Von Peter Mühlbauer | TELEPOLIS

Gestern unternahm der Texaner Ted Cruz im US Senat einen erneuten Anlauf, die Moslembruderschaft zu verbieten. Sein erster Versuch, der Muslim Brotherhood Terrorist Designation Act of 2015, scheiterte im Auswärtigen Ausschuss. Zwei Jahre vorher hatte eine Petition für solch eine Verbot die 100.000-Unterschriften-Hürde überschritten, führte jedoch nicht dazu, dass der damalige Präsident Barack Obama dem Anliegen nachgab.

Unter Obamas Vorgänger George W. Bush hatte das (inzwischen in Center for the National Interest umbenannte) Nixon Center sogar empfohlen, die (nach Ansicht des Think Tanks „diverse“) Organisation als Verbündeten einzusetzen.

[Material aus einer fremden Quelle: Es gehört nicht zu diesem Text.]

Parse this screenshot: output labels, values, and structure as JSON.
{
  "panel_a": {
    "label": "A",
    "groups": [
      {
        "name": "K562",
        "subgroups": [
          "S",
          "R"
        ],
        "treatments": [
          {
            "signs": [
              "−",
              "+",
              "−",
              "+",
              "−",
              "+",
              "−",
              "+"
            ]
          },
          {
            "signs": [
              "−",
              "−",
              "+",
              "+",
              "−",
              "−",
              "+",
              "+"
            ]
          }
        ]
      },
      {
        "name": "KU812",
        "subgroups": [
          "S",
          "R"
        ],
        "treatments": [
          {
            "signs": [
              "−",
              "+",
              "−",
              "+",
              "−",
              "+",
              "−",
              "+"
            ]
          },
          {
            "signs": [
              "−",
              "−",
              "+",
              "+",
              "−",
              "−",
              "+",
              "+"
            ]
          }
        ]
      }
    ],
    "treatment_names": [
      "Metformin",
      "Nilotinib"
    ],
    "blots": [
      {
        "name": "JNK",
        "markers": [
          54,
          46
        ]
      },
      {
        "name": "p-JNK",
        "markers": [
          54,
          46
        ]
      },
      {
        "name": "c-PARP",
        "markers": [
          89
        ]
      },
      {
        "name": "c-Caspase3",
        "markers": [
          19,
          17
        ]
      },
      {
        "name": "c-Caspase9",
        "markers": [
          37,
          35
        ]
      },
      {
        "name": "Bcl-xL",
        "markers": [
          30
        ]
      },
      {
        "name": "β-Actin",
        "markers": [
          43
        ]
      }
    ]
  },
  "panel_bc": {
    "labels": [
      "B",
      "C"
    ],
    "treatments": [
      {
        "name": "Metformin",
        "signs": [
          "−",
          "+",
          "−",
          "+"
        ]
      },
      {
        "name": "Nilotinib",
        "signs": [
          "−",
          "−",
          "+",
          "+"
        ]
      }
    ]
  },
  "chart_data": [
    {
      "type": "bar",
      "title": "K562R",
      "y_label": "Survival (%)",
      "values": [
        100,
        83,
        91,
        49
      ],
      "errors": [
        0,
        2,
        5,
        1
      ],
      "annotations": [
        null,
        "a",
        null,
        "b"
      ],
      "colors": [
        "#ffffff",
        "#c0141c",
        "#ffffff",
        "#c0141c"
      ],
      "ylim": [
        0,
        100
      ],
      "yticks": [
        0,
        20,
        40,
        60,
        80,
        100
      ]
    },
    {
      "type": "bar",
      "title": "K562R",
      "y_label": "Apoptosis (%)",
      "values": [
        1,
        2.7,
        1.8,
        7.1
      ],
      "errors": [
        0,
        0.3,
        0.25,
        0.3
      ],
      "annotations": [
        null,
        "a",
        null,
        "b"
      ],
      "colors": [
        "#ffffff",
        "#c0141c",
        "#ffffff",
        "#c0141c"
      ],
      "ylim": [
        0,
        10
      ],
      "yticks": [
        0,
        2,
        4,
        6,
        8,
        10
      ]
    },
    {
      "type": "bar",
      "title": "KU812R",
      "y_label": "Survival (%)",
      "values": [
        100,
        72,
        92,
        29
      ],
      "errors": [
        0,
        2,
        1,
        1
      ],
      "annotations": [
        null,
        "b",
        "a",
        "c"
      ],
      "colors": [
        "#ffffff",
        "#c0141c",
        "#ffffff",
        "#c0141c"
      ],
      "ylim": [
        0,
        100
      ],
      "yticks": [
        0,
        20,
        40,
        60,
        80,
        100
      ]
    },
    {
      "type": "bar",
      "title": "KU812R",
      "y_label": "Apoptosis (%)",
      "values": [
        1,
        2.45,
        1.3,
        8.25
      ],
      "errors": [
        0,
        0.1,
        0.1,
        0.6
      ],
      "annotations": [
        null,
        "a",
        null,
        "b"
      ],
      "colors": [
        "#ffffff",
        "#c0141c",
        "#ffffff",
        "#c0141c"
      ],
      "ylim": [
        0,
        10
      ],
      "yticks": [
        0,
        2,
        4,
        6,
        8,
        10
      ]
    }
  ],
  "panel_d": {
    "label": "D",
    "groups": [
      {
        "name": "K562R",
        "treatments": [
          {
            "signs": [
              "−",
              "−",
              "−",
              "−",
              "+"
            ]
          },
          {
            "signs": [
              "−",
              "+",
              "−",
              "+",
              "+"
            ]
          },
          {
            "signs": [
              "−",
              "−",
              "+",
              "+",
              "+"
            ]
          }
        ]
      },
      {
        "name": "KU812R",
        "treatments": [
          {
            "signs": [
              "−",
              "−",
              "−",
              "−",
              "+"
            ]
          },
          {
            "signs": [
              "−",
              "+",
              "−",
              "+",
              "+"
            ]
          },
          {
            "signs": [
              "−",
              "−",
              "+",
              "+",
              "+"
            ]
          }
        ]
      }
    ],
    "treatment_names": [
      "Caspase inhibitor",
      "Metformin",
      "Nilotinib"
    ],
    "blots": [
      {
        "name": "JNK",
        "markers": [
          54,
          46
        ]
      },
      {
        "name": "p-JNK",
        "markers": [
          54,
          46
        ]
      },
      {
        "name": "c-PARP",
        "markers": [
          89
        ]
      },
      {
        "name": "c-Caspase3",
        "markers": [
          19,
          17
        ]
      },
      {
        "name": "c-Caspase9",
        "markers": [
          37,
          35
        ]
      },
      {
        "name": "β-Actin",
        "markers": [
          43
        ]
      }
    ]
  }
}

Der Tory-Premierminister Anthony Eden hatte das über den Geheimdienst MI6 bereits in den 1950er Jahren versucht.

Ein Verbot der Moslembruderschaft in den USA hätte zur Folge, dass sich mehrere Hundert Moscheen unter ein anderes Dach begeben oder schließen müssten. Darüber hinaus wären auch Wirtschaftsunternehmen und eventuell auch Organisationen wie das Council on American Islamic Relations (CAIR), die Islamic Society of North America (ISNA) und der North American Islamic Trust (NAIT) betroffen.

Die Moslembruderschaft selbst sieht sich nicht als Terrorgruppe, sondern als Bewegung, die sich für eine weltweite Herrschaft des Islam als „Zivilisationsalternative“ einsetzt. Dazu ist die Bewegung mittlerweile in über 70 Ländern aktiv. In zahlreichen davon ist sie allerdings nicht erlaubt.